Hier stellt sich die Frage nach dem Vorbild, dem zu Grunde liegenden Urbild für die Stadt: ist es Babel oder ist es das himmlische Jerusalem?

Nun beschäftigt uns seit Jahren in der Theologie und speziell in der Gesellschaftsethik die Frage, daß wir in unserem Leben heute die Dinge des Städtischen nicht mehr bloß behandelt, bearbeitet und erlebt finden, unter der Betreuung wohlwollender und sachkundiger Fachexperten. Das, was wir heute und seit langem erleben, ist Stadtflucht. Und es sind nicht die Schlechtesten, es sind die um ihr Innenleben Besorgten, es sind teilweise Dichter, Schauspieler, Künstler, Professoren, Politiker, die zumindest übers Wochenende oder auch einige Wochen und Monate hindurch irgendwo hinausflüchten, und meinen, in der Stadt könnten sie nicht mehr denken, nicht mehr fühlen, nicht mehr meditieren, in der Stadt ginge der Geist und nicht nur der Leib zu Bruche.
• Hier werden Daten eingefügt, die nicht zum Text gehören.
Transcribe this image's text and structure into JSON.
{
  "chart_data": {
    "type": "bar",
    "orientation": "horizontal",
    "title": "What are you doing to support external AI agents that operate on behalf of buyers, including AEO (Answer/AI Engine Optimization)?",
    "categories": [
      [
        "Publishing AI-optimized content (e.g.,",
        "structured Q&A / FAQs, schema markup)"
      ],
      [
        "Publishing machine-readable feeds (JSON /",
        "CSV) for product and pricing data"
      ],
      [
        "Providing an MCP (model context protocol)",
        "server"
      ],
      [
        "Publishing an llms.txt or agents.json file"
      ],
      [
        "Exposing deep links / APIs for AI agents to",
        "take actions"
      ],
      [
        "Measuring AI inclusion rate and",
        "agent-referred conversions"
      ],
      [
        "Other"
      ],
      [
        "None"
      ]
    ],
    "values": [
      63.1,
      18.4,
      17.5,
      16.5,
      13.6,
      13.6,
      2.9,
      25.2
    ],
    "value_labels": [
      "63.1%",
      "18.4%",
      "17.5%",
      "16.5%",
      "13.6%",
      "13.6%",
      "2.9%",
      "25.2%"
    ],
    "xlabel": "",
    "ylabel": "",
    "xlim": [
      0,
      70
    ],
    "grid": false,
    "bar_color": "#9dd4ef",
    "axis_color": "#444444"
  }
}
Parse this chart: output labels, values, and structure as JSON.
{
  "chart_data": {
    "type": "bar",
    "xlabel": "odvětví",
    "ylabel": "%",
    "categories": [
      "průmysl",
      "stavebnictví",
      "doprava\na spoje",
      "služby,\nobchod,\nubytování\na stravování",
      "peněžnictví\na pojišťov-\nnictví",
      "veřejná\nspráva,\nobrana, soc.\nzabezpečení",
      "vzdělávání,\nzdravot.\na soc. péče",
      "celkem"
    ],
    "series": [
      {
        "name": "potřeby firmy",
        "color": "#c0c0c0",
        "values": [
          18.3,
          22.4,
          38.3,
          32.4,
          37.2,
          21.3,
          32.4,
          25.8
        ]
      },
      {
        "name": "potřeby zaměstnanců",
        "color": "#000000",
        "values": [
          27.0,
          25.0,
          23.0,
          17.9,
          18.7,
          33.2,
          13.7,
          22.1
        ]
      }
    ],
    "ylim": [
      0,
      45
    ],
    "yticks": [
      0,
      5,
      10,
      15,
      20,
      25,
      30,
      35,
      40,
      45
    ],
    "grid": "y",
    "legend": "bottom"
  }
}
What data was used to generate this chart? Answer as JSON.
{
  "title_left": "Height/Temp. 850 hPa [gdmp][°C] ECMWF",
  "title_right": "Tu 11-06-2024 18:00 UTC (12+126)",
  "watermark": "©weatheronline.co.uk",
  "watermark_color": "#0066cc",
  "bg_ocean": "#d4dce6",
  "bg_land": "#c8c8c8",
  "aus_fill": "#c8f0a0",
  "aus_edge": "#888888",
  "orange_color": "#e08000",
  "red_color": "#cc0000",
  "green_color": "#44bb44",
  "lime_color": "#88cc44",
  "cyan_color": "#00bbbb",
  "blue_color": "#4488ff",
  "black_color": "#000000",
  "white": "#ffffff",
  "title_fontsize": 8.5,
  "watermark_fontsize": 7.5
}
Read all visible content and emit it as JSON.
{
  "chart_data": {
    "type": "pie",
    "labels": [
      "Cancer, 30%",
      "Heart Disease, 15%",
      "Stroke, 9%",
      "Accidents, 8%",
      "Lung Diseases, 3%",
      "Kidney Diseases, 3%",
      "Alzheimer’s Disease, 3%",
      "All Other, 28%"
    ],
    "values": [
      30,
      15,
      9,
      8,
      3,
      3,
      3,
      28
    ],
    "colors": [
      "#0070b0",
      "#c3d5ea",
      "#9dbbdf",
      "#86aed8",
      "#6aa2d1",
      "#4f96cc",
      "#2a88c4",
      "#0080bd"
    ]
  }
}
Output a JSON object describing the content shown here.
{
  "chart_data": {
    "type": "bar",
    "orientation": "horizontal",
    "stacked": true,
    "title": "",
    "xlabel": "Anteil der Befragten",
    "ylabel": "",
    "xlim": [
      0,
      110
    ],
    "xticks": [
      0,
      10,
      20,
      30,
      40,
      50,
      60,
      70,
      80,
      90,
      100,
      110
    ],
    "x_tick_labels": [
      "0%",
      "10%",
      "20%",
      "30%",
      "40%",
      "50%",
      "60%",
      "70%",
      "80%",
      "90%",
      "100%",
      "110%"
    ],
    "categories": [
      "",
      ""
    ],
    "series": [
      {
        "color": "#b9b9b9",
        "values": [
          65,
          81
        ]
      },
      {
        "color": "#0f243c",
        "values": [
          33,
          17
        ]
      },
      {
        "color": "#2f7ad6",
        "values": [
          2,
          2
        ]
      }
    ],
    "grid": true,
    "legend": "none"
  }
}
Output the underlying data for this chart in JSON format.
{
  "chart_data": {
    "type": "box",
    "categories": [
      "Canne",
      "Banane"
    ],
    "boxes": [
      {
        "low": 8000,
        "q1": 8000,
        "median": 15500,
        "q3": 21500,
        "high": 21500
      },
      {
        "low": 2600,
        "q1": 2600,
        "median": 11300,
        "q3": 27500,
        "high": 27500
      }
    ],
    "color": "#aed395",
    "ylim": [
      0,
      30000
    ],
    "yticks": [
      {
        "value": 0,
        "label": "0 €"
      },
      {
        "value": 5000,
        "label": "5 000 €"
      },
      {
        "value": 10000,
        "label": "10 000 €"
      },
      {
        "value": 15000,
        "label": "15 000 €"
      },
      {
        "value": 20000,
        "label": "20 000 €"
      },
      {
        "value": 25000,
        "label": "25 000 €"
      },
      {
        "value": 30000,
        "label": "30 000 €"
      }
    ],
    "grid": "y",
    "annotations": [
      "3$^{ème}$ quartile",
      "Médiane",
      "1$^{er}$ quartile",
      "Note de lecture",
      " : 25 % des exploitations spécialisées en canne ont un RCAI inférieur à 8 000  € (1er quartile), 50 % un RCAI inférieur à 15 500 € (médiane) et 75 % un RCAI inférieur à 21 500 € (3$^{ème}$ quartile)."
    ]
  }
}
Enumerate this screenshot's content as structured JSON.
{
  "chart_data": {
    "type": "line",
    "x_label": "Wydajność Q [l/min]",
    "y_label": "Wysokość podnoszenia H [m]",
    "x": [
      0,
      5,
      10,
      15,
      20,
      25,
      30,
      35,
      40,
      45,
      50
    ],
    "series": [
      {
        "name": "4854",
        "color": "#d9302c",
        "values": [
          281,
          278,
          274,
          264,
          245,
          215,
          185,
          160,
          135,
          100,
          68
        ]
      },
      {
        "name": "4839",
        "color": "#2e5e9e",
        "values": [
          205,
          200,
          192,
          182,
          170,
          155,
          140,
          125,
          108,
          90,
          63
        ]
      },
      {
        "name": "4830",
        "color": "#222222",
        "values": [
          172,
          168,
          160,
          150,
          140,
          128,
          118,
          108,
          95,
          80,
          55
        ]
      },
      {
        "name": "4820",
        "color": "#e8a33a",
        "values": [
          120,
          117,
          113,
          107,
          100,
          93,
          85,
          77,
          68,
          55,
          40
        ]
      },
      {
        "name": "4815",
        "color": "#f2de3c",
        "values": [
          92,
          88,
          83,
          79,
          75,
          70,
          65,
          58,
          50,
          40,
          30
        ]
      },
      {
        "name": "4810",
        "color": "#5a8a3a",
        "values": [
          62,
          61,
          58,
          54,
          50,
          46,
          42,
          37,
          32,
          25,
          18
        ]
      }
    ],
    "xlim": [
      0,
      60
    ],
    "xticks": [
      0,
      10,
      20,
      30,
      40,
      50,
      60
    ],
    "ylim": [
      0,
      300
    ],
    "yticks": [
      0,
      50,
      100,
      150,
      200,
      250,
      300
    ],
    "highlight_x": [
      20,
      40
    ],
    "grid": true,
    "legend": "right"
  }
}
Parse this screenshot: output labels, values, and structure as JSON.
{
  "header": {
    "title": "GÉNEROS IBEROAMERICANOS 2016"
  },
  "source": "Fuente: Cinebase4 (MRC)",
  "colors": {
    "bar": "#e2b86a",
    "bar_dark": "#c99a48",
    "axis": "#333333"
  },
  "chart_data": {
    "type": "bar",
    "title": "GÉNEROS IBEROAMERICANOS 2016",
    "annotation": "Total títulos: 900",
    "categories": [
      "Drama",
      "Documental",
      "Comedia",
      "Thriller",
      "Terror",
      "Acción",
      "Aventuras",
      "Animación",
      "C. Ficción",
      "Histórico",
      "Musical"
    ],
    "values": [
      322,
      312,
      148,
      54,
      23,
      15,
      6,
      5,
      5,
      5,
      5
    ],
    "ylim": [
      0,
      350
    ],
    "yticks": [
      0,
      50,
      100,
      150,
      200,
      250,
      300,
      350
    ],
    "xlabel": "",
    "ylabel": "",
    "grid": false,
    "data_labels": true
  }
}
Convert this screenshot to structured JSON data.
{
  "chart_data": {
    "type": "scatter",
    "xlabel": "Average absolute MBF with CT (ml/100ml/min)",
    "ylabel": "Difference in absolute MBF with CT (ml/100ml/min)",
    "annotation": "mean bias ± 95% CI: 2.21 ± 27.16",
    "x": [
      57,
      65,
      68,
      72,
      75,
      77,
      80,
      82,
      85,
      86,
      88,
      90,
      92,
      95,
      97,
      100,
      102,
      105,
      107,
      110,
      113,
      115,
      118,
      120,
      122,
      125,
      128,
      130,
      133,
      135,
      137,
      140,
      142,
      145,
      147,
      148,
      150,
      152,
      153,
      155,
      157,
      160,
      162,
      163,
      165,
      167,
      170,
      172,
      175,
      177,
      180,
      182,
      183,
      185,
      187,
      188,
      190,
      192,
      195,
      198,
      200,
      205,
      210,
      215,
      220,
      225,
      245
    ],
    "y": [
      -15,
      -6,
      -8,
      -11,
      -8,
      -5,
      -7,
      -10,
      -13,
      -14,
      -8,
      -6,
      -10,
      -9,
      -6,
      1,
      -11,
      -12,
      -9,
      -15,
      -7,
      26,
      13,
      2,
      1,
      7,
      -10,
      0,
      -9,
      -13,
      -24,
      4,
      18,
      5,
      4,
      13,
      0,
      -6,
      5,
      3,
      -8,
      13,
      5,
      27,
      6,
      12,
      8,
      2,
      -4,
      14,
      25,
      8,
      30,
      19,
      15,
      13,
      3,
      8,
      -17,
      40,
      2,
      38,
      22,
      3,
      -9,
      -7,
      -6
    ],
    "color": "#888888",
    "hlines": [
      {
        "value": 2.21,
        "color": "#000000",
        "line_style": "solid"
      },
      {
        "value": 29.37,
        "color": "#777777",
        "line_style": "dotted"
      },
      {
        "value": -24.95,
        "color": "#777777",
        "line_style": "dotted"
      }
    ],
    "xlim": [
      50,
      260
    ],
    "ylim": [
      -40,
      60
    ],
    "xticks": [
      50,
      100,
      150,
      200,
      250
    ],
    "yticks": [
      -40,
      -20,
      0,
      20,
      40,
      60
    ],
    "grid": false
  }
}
Und immer dann, wenn die Dinge über das Mittelmaß hinausgehen, wenn eben Sorge, ja Angst, zwanghafte Angstvorstellungen den Menschen dramatisch besetzen, ist zweifellos die Theologie gefordert. Pasto- raltheologie, die - im besten Sinne des Wortes - auch Seelsorge, Gesellschaftsseelsorge und nicht nur Einzelseelsorge sein will, ist gefordert zu fragen.

Persönlich würde ich meinen, daß das gerade für den Evangelischen eine ganz besondere Aufgabe darstellt, denn ich meine, daß wir Protestanten aus vielerlei Gründen einen ganz besonderen Anlaß haben, das städtische Problem zu bedenken. Man könnte sagen, daß der Protestantismus überhaupt in der ganzen Welt, und nicht zuletzt auch im deutschsprachigen Raum, eine ganz besondere Mitverantwortung zumindest für die Stadt in der modernen Zeit hat.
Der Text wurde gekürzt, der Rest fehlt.